For the first problem, I have figured out a solution but I don't satisfy with it because it is not the usual metheod for proving submanifolds using constant rank theorem or transversality. Here is my proof:
view the general linear group as matrices. By linear algebra we know that for any complex structure $J$ there is a invertible matrix $P$ such that $PJP^{-1}=\Omega$, where
\begin{align*} \Omega= \begin{pmatrix}0 &-I_{n}\\\ I_{n}&0\end{pmatrix} \end{align*}
Let ${\rm GL}(V)$ act on it self by congugation, then the set of complex structures is a closed orbit of its action, and a theorem(I will post the theorem under this proof) in Topological transformation groups by L.Zippin and D.Montgomery 2.13 said that in this case the natural induced map from ${\rm GL}(V)/{\rm GL}(V)_{\Omega}$ to this orbit is a homeomorphsim. Thus the map is an embedding.
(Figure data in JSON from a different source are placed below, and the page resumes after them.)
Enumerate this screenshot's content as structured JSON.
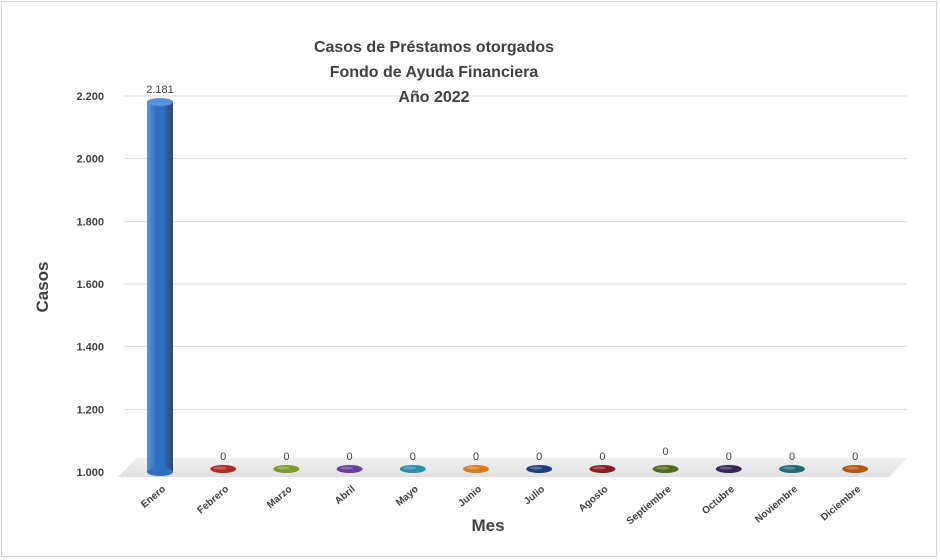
{
  "chart_data": {
    "type": "bar",
    "title_lines": [
      "Casos de Préstamos otorgados",
      "Fondo de Ayuda Financiera",
      "Año 2022"
    ],
    "xlabel": "Mes",
    "ylabel": "Casos",
    "categories": [
      "Enero",
      "Febrero",
      "Marzo",
      "Abril",
      "Mayo",
      "Junio",
      "Julio",
      "Agosto",
      "Septiembre",
      "Octubre",
      "Noviembre",
      "Diciembre"
    ],
    "values": [
      2181,
      0,
      0,
      0,
      0,
      0,
      0,
      0,
      0,
      0,
      0,
      0
    ],
    "data_labels": [
      "2.181",
      "0",
      "0",
      "0",
      "0",
      "0",
      "0",
      "0",
      "0",
      "0",
      "0",
      "0"
    ],
    "ylim": [
      1000,
      2200
    ],
    "yticks": [
      1000,
      1200,
      1400,
      1600,
      1800,
      2000,
      2200
    ],
    "ytick_labels": [
      "1.000",
      "1.200",
      "1.400",
      "1.600",
      "1.800",
      "2.000",
      "2.200"
    ],
    "grid": true,
    "legend": false,
    "colors": [
      "#2e6fc4",
      "#b02a2a",
      "#7a9a2e",
      "#6b3d98",
      "#2a8fa8",
      "#d97a1e",
      "#1f3f7a",
      "#8a1f1f",
      "#4e6b1e",
      "#3a245c",
      "#1e6a7a",
      "#b05a10"
    ]
  }
}
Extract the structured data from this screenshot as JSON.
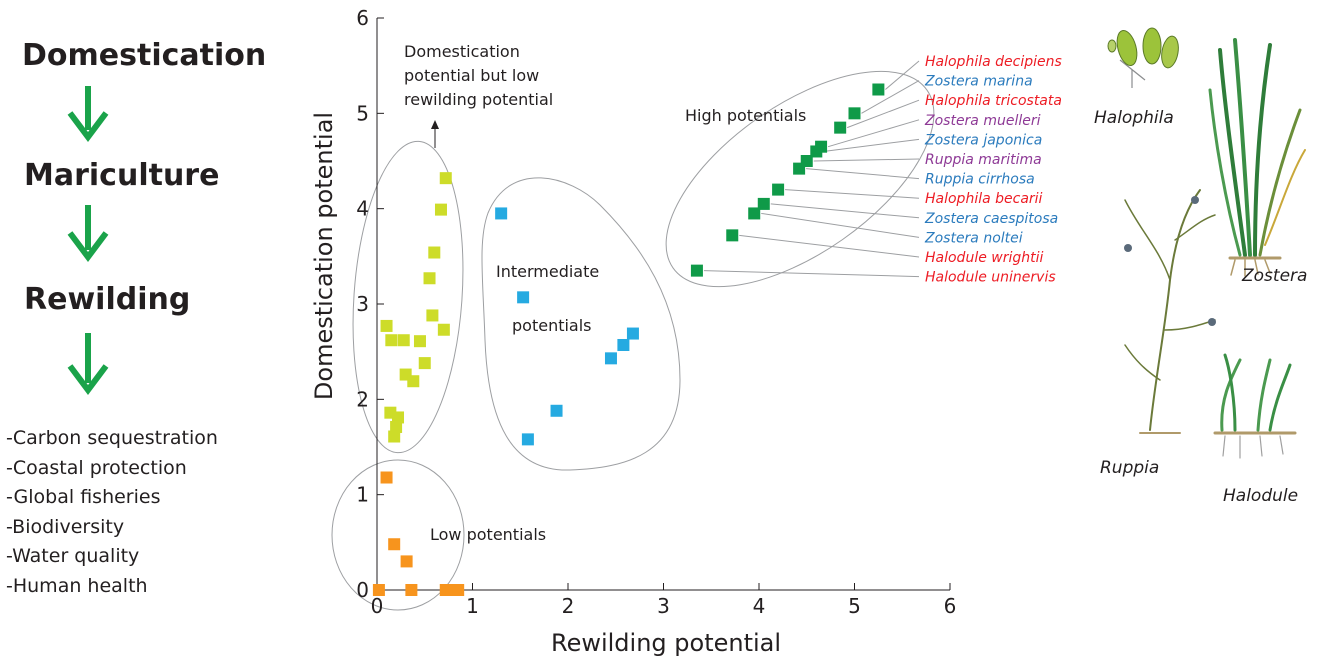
{
  "flow": {
    "steps": [
      "Domestication",
      "Mariculture",
      "Rewilding"
    ],
    "benefits": [
      "-Carbon sequestration",
      "-Coastal protection",
      "-Global fisheries",
      "-Biodiversity",
      "-Water quality",
      "-Human health"
    ],
    "arrow_color": "#1aa34a"
  },
  "chart_data": {
    "type": "scatter",
    "xlabel": "Rewilding potential",
    "ylabel": "Domestication potential",
    "xlim": [
      0,
      6
    ],
    "ylim": [
      0,
      6
    ],
    "xticks": [
      0,
      1,
      2,
      3,
      4,
      5,
      6
    ],
    "yticks": [
      0,
      1,
      2,
      3,
      4,
      5,
      6
    ],
    "grid": false,
    "groups": [
      {
        "label": "Domestication potential but low rewilding potential",
        "color": "#cddc29",
        "points": [
          [
            0.1,
            2.77
          ],
          [
            0.15,
            2.62
          ],
          [
            0.28,
            2.62
          ],
          [
            0.45,
            2.61
          ],
          [
            0.58,
            2.88
          ],
          [
            0.55,
            3.27
          ],
          [
            0.6,
            3.54
          ],
          [
            0.67,
            3.99
          ],
          [
            0.72,
            4.32
          ],
          [
            0.7,
            2.73
          ],
          [
            0.5,
            2.38
          ],
          [
            0.3,
            2.26
          ],
          [
            0.38,
            2.19
          ],
          [
            0.14,
            1.86
          ],
          [
            0.22,
            1.81
          ],
          [
            0.2,
            1.71
          ],
          [
            0.18,
            1.61
          ]
        ]
      },
      {
        "label": "Intermediate potentials",
        "color": "#25aae1",
        "points": [
          [
            1.3,
            3.95
          ],
          [
            1.53,
            3.07
          ],
          [
            2.68,
            2.69
          ],
          [
            2.58,
            2.57
          ],
          [
            2.45,
            2.43
          ],
          [
            1.88,
            1.88
          ],
          [
            1.58,
            1.58
          ]
        ]
      },
      {
        "label": "High potentials",
        "color": "#0f9a48",
        "points": [
          [
            5.25,
            5.25
          ],
          [
            5.0,
            5.0
          ],
          [
            4.85,
            4.85
          ],
          [
            4.65,
            4.65
          ],
          [
            4.6,
            4.6
          ],
          [
            4.5,
            4.5
          ],
          [
            4.42,
            4.42
          ],
          [
            4.2,
            4.2
          ],
          [
            4.05,
            4.05
          ],
          [
            3.95,
            3.95
          ],
          [
            3.72,
            3.72
          ],
          [
            3.35,
            3.35
          ]
        ]
      },
      {
        "label": "Low potentials",
        "color": "#f7941d",
        "points": [
          [
            0.1,
            1.18
          ],
          [
            0.18,
            0.48
          ],
          [
            0.31,
            0.3
          ],
          [
            0.02,
            0.0
          ],
          [
            0.36,
            0.0
          ],
          [
            0.72,
            0.0
          ],
          [
            0.78,
            0.0
          ],
          [
            0.85,
            0.0
          ]
        ]
      }
    ],
    "species": [
      {
        "name": "Halophila decipiens",
        "color": "#ed1c24"
      },
      {
        "name": "Zostera marina",
        "color": "#2b7bbd"
      },
      {
        "name": "Halophila tricostata",
        "color": "#ed1c24"
      },
      {
        "name": "Zostera muelleri",
        "color": "#8e3a96"
      },
      {
        "name": "Zostera japonica",
        "color": "#2b7bbd"
      },
      {
        "name": "Ruppia maritima",
        "color": "#8e3a96"
      },
      {
        "name": "Ruppia cirrhosa",
        "color": "#2b7bbd"
      },
      {
        "name": "Halophila becarii",
        "color": "#ed1c24"
      },
      {
        "name": "Zostera caespitosa",
        "color": "#2b7bbd"
      },
      {
        "name": "Zostera noltei",
        "color": "#2b7bbd"
      },
      {
        "name": "Halodule wrightii",
        "color": "#ed1c24"
      },
      {
        "name": "Halodule uninervis",
        "color": "#ed1c24"
      }
    ]
  },
  "plants": [
    "Halophila",
    "Zostera",
    "Ruppia",
    "Halodule"
  ]
}
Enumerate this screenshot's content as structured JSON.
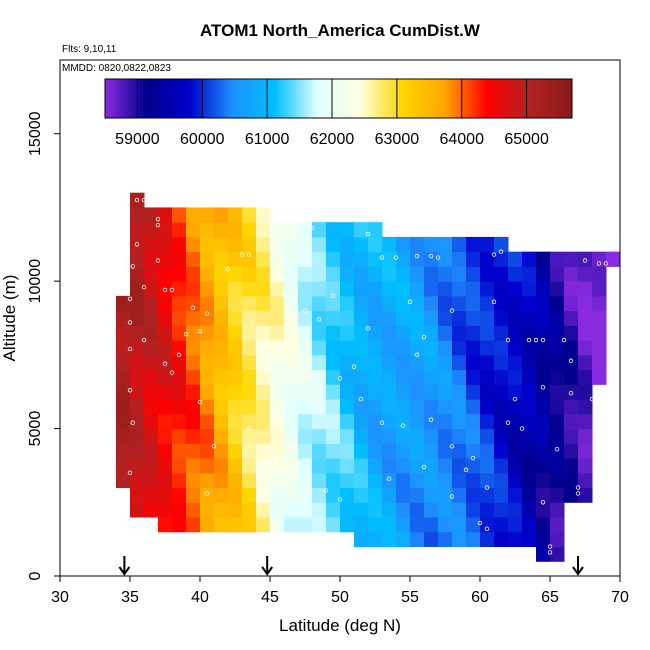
{
  "chart_data": {
    "type": "heatmap",
    "title": "ATOM1 North_America CumDist.W",
    "flights_label": "Flts: 9,10,11",
    "dates_label": "MMDD: 0820,0822,0823",
    "xlabel": "Latitude (deg N)",
    "ylabel": "Altitude (m)",
    "xlim": [
      30,
      70
    ],
    "ylim": [
      0,
      17500
    ],
    "xticks": [
      30,
      35,
      40,
      45,
      50,
      55,
      60,
      65,
      70
    ],
    "yticks": [
      0,
      5000,
      10000,
      15000
    ],
    "colorbar": {
      "range": [
        58500,
        65700
      ],
      "ticks": [
        59000,
        60000,
        61000,
        62000,
        63000,
        64000,
        65000
      ],
      "colors": [
        "#8a2be2",
        "#00008b",
        "#0000cd",
        "#1e90ff",
        "#00bfff",
        "#e0ffff",
        "#ffffe0",
        "#ffd700",
        "#ffa500",
        "#ff0000",
        "#b22222",
        "#8b1a1a"
      ]
    },
    "field": {
      "lat_bin_deg": 1,
      "alt_bin_m": 500,
      "value_model": "value decreases roughly linearly with latitude from ~65300 at 35N to ~58600 at 69N",
      "value_at_lat": [
        [
          34.5,
          65300
        ],
        [
          36.5,
          64800
        ],
        [
          40,
          63900
        ],
        [
          44,
          62800
        ],
        [
          48,
          61600
        ],
        [
          52,
          60900
        ],
        [
          56,
          60600
        ],
        [
          60,
          60100
        ],
        [
          63,
          59700
        ],
        [
          66,
          59000
        ],
        [
          68,
          58600
        ]
      ],
      "columns": [
        {
          "lat": 34,
          "alt_min": 3000,
          "alt_max": 9500
        },
        {
          "lat": 35,
          "alt_min": 2000,
          "alt_max": 13000
        },
        {
          "lat": 36,
          "alt_min": 2000,
          "alt_max": 12500
        },
        {
          "lat": 37,
          "alt_min": 1500,
          "alt_max": 12500
        },
        {
          "lat": 38,
          "alt_min": 1500,
          "alt_max": 12500
        },
        {
          "lat": 39,
          "alt_min": 1500,
          "alt_max": 12500
        },
        {
          "lat": 40,
          "alt_min": 1500,
          "alt_max": 12500
        },
        {
          "lat": 41,
          "alt_min": 1500,
          "alt_max": 12500
        },
        {
          "lat": 42,
          "alt_min": 1500,
          "alt_max": 12500
        },
        {
          "lat": 43,
          "alt_min": 1500,
          "alt_max": 12500
        },
        {
          "lat": 44,
          "alt_min": 1500,
          "alt_max": 12500
        },
        {
          "lat": 45,
          "alt_min": 1500,
          "alt_max": 12000
        },
        {
          "lat": 46,
          "alt_min": 1500,
          "alt_max": 12000
        },
        {
          "lat": 47,
          "alt_min": 1500,
          "alt_max": 12000
        },
        {
          "lat": 48,
          "alt_min": 1500,
          "alt_max": 12000
        },
        {
          "lat": 49,
          "alt_min": 1500,
          "alt_max": 12000
        },
        {
          "lat": 50,
          "alt_min": 1500,
          "alt_max": 12000
        },
        {
          "lat": 51,
          "alt_min": 1000,
          "alt_max": 12000
        },
        {
          "lat": 52,
          "alt_min": 1000,
          "alt_max": 12000
        },
        {
          "lat": 53,
          "alt_min": 1000,
          "alt_max": 11500
        },
        {
          "lat": 54,
          "alt_min": 1000,
          "alt_max": 11500
        },
        {
          "lat": 55,
          "alt_min": 1000,
          "alt_max": 11500
        },
        {
          "lat": 56,
          "alt_min": 1000,
          "alt_max": 11500
        },
        {
          "lat": 57,
          "alt_min": 1000,
          "alt_max": 11500
        },
        {
          "lat": 58,
          "alt_min": 1000,
          "alt_max": 11500
        },
        {
          "lat": 59,
          "alt_min": 1000,
          "alt_max": 11500
        },
        {
          "lat": 60,
          "alt_min": 1000,
          "alt_max": 11500
        },
        {
          "lat": 61,
          "alt_min": 1000,
          "alt_max": 11500
        },
        {
          "lat": 62,
          "alt_min": 1000,
          "alt_max": 11000
        },
        {
          "lat": 63,
          "alt_min": 1000,
          "alt_max": 11000
        },
        {
          "lat": 64,
          "alt_min": 500,
          "alt_max": 11000
        },
        {
          "lat": 65,
          "alt_min": 500,
          "alt_max": 11000
        },
        {
          "lat": 66,
          "alt_min": 2500,
          "alt_max": 11000
        },
        {
          "lat": 67,
          "alt_min": 2500,
          "alt_max": 11000
        },
        {
          "lat": 68,
          "alt_min": 6500,
          "alt_max": 11000
        },
        {
          "lat": 69,
          "alt_min": 10500,
          "alt_max": 11000
        }
      ]
    },
    "samples": [
      [
        35.5,
        12750
      ],
      [
        36.0,
        12750
      ],
      [
        36.5,
        12750
      ],
      [
        37.0,
        12100
      ],
      [
        37.0,
        11900
      ],
      [
        35.5,
        11250
      ],
      [
        35.2,
        10500
      ],
      [
        37.0,
        10700
      ],
      [
        36.0,
        9800
      ],
      [
        35.0,
        9400
      ],
      [
        35.0,
        8600
      ],
      [
        35.0,
        7700
      ],
      [
        35.0,
        6300
      ],
      [
        35.2,
        5200
      ],
      [
        35.0,
        3500
      ],
      [
        37.5,
        9700
      ],
      [
        38.0,
        9700
      ],
      [
        39.5,
        9100
      ],
      [
        40.0,
        8300
      ],
      [
        38.5,
        7500
      ],
      [
        38.0,
        6900
      ],
      [
        40.0,
        5900
      ],
      [
        41.0,
        4400
      ],
      [
        40.5,
        2800
      ],
      [
        42.0,
        10400
      ],
      [
        43.0,
        10900
      ],
      [
        43.5,
        10900
      ],
      [
        46.0,
        9500
      ],
      [
        47.0,
        11800
      ],
      [
        48.0,
        11800
      ],
      [
        47.5,
        9000
      ],
      [
        49.5,
        9500
      ],
      [
        50.0,
        6700
      ],
      [
        51.0,
        7100
      ],
      [
        52.0,
        11600
      ],
      [
        53.0,
        10800
      ],
      [
        54.0,
        10800
      ],
      [
        55.5,
        10850
      ],
      [
        56.5,
        10850
      ],
      [
        57.0,
        10800
      ],
      [
        61.0,
        10900
      ],
      [
        61.5,
        11000
      ],
      [
        61.0,
        9300
      ],
      [
        62.0,
        8000
      ],
      [
        63.5,
        8000
      ],
      [
        64.0,
        8000
      ],
      [
        64.5,
        8000
      ],
      [
        66.0,
        8000
      ],
      [
        66.5,
        7300
      ],
      [
        64.5,
        6400
      ],
      [
        66.5,
        6200
      ],
      [
        68.0,
        6000
      ],
      [
        67.0,
        3000
      ],
      [
        67.0,
        2800
      ],
      [
        64.5,
        2500
      ],
      [
        65.0,
        1000
      ],
      [
        65.0,
        800
      ],
      [
        60.0,
        1800
      ],
      [
        60.5,
        1600
      ],
      [
        58.0,
        2700
      ],
      [
        59.0,
        3600
      ],
      [
        58.0,
        4400
      ],
      [
        53.0,
        5200
      ],
      [
        54.5,
        5100
      ],
      [
        56.5,
        5300
      ],
      [
        59.5,
        4000
      ],
      [
        56.0,
        3700
      ],
      [
        53.5,
        3300
      ],
      [
        51.5,
        6000
      ],
      [
        56.0,
        8100
      ],
      [
        58.0,
        9000
      ],
      [
        55.0,
        9300
      ],
      [
        55.5,
        7500
      ],
      [
        52.0,
        8400
      ],
      [
        48.5,
        8700
      ],
      [
        45.5,
        7900
      ],
      [
        46.0,
        5600
      ],
      [
        46.5,
        4400
      ],
      [
        43.5,
        5000
      ],
      [
        44.5,
        3400
      ],
      [
        49.0,
        2900
      ],
      [
        50.0,
        2600
      ],
      [
        60.5,
        3000
      ],
      [
        62.5,
        6000
      ],
      [
        62.0,
        5200
      ],
      [
        63.0,
        5000
      ],
      [
        65.5,
        4300
      ],
      [
        68.5,
        10600
      ],
      [
        69.0,
        10600
      ],
      [
        67.5,
        10700
      ],
      [
        36.0,
        8000
      ],
      [
        39.0,
        8200
      ],
      [
        40.5,
        8900
      ],
      [
        37.5,
        7200
      ]
    ],
    "flight_markers_lat": [
      34.6,
      44.8,
      67.0
    ]
  }
}
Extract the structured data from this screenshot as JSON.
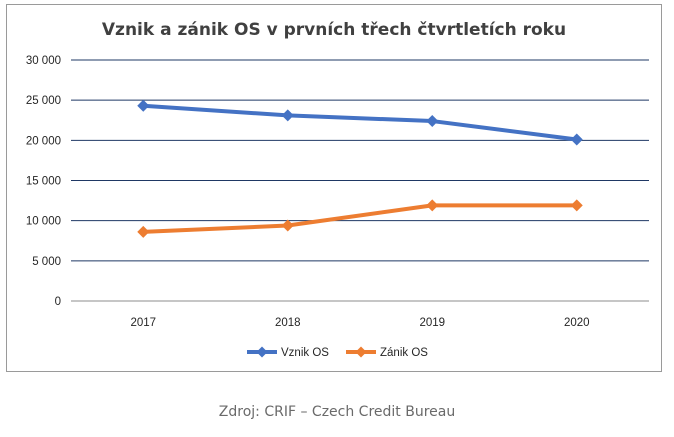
{
  "chart_data": {
    "type": "line",
    "title": "Vznik a zánik OS v prvních třech čtvrtletích roku",
    "categories": [
      "2017",
      "2018",
      "2019",
      "2020"
    ],
    "series": [
      {
        "name": "Vznik OS",
        "values": [
          24300,
          23100,
          22400,
          20100
        ],
        "color": "#4472c4",
        "marker": "diamond"
      },
      {
        "name": "Zánik OS",
        "values": [
          8600,
          9400,
          11900,
          11900
        ],
        "color": "#ed7d31",
        "marker": "diamond"
      }
    ],
    "ylim": [
      0,
      30000
    ],
    "y_ticks": [
      0,
      5000,
      10000,
      15000,
      20000,
      25000,
      30000
    ],
    "y_tick_labels": [
      "0",
      "5 000",
      "10 000",
      "15 000",
      "20 000",
      "25 000",
      "30 000"
    ],
    "grid": true,
    "legend_position": "bottom"
  },
  "source": "Zdroj: CRIF – Czech Credit Bureau"
}
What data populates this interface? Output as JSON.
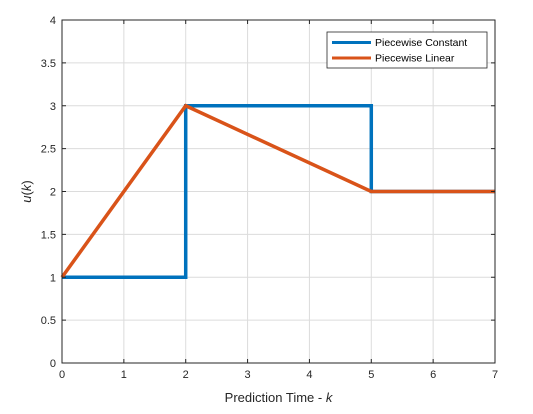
{
  "chart_data": {
    "type": "line",
    "title": "",
    "xlabel": "Prediction Time - ",
    "xlabel_var": "k",
    "ylabel_fn": "u",
    "ylabel_var": "k",
    "xlim": [
      0,
      7
    ],
    "ylim": [
      0,
      4
    ],
    "xticks": [
      0,
      1,
      2,
      3,
      4,
      5,
      6,
      7
    ],
    "yticks": [
      0,
      0.5,
      1,
      1.5,
      2,
      2.5,
      3,
      3.5,
      4
    ],
    "xtick_labels": [
      "0",
      "1",
      "2",
      "3",
      "4",
      "5",
      "6",
      "7"
    ],
    "ytick_labels": [
      "0",
      "0.5",
      "1",
      "1.5",
      "2",
      "2.5",
      "3",
      "3.5",
      "4"
    ],
    "grid": true,
    "legend_position": "top-right",
    "series": [
      {
        "name": "Piecewise Constant",
        "color": "#0072BD",
        "x": [
          0,
          2,
          2,
          5,
          5,
          7
        ],
        "y": [
          1,
          1,
          3,
          3,
          2,
          2
        ]
      },
      {
        "name": "Piecewise Linear",
        "color": "#D95319",
        "x": [
          0,
          2,
          5,
          7
        ],
        "y": [
          1,
          3,
          2,
          2
        ]
      }
    ]
  }
}
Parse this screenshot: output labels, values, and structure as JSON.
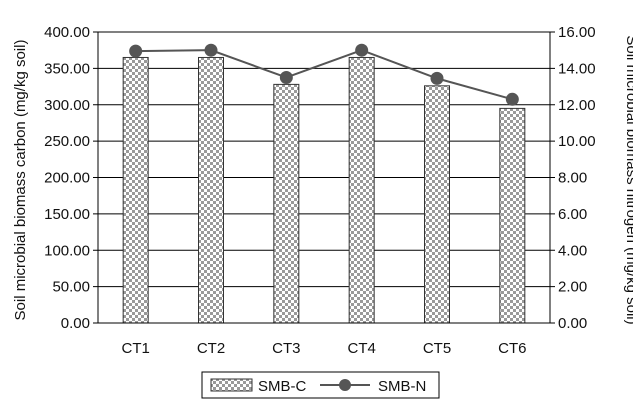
{
  "chart_data": {
    "type": "bar+line",
    "categories": [
      "CT1",
      "CT2",
      "CT3",
      "CT4",
      "CT5",
      "CT6"
    ],
    "series": [
      {
        "name": "SMB-C",
        "type": "bar",
        "axis": "left",
        "values": [
          365,
          365,
          328,
          365,
          326,
          295
        ]
      },
      {
        "name": "SMB-N",
        "type": "line",
        "axis": "right",
        "values": [
          14.95,
          15.0,
          13.5,
          15.0,
          13.45,
          12.3
        ]
      }
    ],
    "ylabel": "Soil microbial biomass carbon (mg/kg soil)",
    "ylabel_right": "Soil microbial biomass nitrogen (mg/kg soil)",
    "ylim": [
      0,
      400
    ],
    "ylim_right": [
      0,
      16
    ],
    "yticks": [
      "0.00",
      "50.00",
      "100.00",
      "150.00",
      "200.00",
      "250.00",
      "300.00",
      "350.00",
      "400.00"
    ],
    "yticks_right": [
      "0.00",
      "2.00",
      "4.00",
      "6.00",
      "8.00",
      "10.00",
      "12.00",
      "14.00",
      "16.00"
    ],
    "grid": true,
    "legend_position": "bottom",
    "colors": {
      "line": "#555555",
      "marker": "#555555",
      "bar_border": "#333333",
      "grid": "#000000"
    }
  }
}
Let $G$ be a locally compact group, G' an open subgroup such that $G/G'$ is countable, and $G'/G_{0}$ ($G_{0}=$ identity component so $G_{0}\subset G'$ and $G_{0}=G_{0}')$ is compact. Let $G$ act transitively on the locally compact Hausdorff space $M$. Then for any $x\in M$, $G/G_{x}$ is homeomorphic to $M$.
( In my case, ${\rm GL}(V)$ act transitively on the closed orbit and because it is closed, the orbit is locally compact hausforff, Taking $G_{0}=G'=$ matrices with positive determinent)
For the second problem, the $\omega-$compatible complex structure can be identified with matrices satisfying $J^{2}=-I_{2n}$ and $J\Omega J^{\rm T}=\Omega$. If the map defined on complex strutures by $J\rightarrow J\Omega J^{\rm T}$ is constant rank, we are done, but I have no idea about how to prove it and I don't know whether the map is really constant rank or not. It can also be identified with symmetric matrices satisfying $A(-\Omega)$ is complex structure, so I wonder if the map defined on invertible symmetric matrices $A\rightarrow A(-\Omega)A(-\Omega)$ is constant rank. It is equivalent to show that the dimension of linear space generated by symmetric matrices $\\{X | A\Omega X \text{ is symmetric} \\}$ is indepedent of symmetric invertible matirx $A$, but I also have no idea about proving/disproving it. Or, maybe we can prove that the complex strutures and the symplectic group intersect transversally?
Oh I have done. Consider skew-symmetric matrices taking form \begin{pmatrix} A& B\\\ -B& A \end{pmatrix} where A is skew-symmetric and B is symmetric. It is easy to show that invertible matrices satisfying $P^{-1}\Omega P=$ skew-symmetric matrices like above is a submanifold. Donote it as $H$. Then $H^{-1}/{\rm GL}(V)_{\Omega}$(it is submanifold of complex structures by quotient manifold theorem) is the $\omega$-compatible complex structures.